Kamis, 21 Mei 2009

Haji dan Babi

Pada suatu sore yang biasa, aku membaca catatan:

Agaknya, selain isu siapa pendamping SBY di Pilpres, kasus Antasari Azhar, dan merebaknya Flu babi yang kini masih menjadi most wanted news di berbagai media, ada juga suatu kabar yang tidak kalah pentingnya. Tunggu dulu, penting menurut siapa? Oh, tentu saja menurut pikiran saya. Rasanya penting sekali untuk mengetahui tentang hal ini supaya tidak dibiarkan dan berlangsung terus menerus. Bagi umat Islam ini menyangkut urusan yang paling detil yaitu Halal dan Haram.
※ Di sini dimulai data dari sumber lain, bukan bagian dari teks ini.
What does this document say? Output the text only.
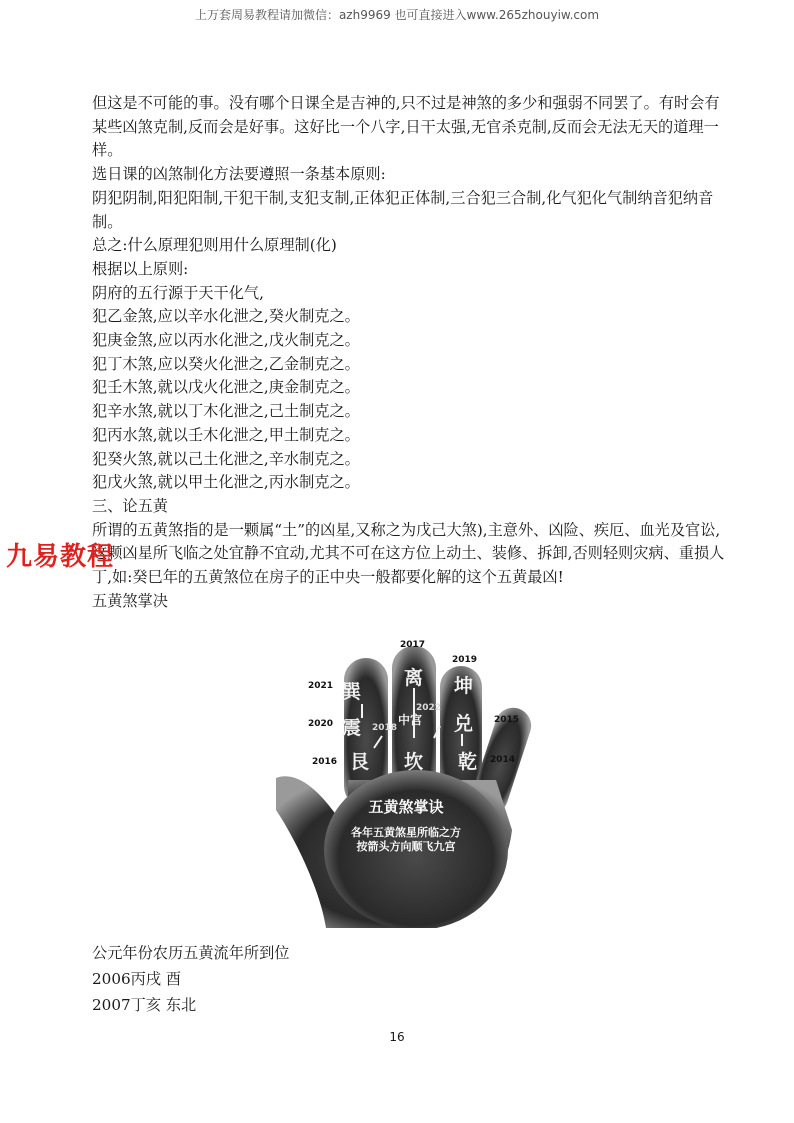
上万套周易教程请加微信：azh9969 也可直接进入www.265zhouyiw.com

但这是不可能的事。没有哪个日课全是吉神的,只不过是神煞的多少和强弱不同罢了。有时会有某些凶煞克制,反而会是好事。这好比一个八字,日干太强,无官杀克制,反而会无法无天的道理一样。

选日课的凶煞制化方法要遵照一条基本原则:

阴犯阴制,阳犯阳制,干犯干制,支犯支制,正体犯正体制,三合犯三合制,化气犯化气制纳音犯纳音制。

总之:什么原理犯则用什么原理制(化)

根据以上原则:

阴府的五行源于天干化气,

犯乙金煞,应以辛水化泄之,癸火制克之。

犯庚金煞,应以丙水化泄之,戊火制克之。

犯丁木煞,应以癸火化泄之,乙金制克之。

犯壬木煞,就以戊火化泄之,庚金制克之。

犯辛水煞,就以丁木化泄之,己土制克之。

犯丙水煞,就以壬木化泄之,甲土制克之。

犯癸火煞,就以己土化泄之,辛水制克之。

犯戊火煞,就以甲土化泄之,丙水制克之。

三、论五黄

所谓的五黄煞指的是一颗属“土”的凶星,又称之为戊己大煞),主意外、凶险、疾厄、血光及官讼,这颗凶星所飞临之处宜静不宜动,尤其不可在这方位上动土、装修、拆卸,否则轻则灾病、重损人丁,如:癸巳年的五黄煞位在房子的正中央一般都要化解的这个五黄最凶!

五黄煞掌决

九易教程
2017
2019
2021
2020
2022
2018
2015
2016	2014
离 坤
巽
震	中宫 兑
艮 坎 乾
五黄煞掌诀
各年五黄煞星所临之方
按箭头方向顺飞九宫

公元年份农历五黄流年所到位

2006丙戌 酉

2007丁亥 东北

16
Babi dan haji, belakangan telah menjadi bintang baru dalam jagad pemberitaan sebelum ketiga isu diatas menggantikannya. Babi dan haji, sekilas adalah dua hal yang bertentangan. Tentu bila kita melihatnya dari sudut pandang yang mana, kalau dari sudut pandang agama, sudah tentu bertentangan apabila kita mencoba mengkaitkannya. Babi adalah binatang yang diharamkan secara syar’i oleh Islam. Sedangkan, haji adalah ibadah rukun islam yang ke-5. Haji adalah ibadah yang istimewa dan hanya dilakukan sekali dalam seumur hidup. Kecuali, jika anda memang mampu untuk melaksanakannya berulang-ulang dengan tidak melanggar prinsip-prinsip syar’i pelaksanaannya.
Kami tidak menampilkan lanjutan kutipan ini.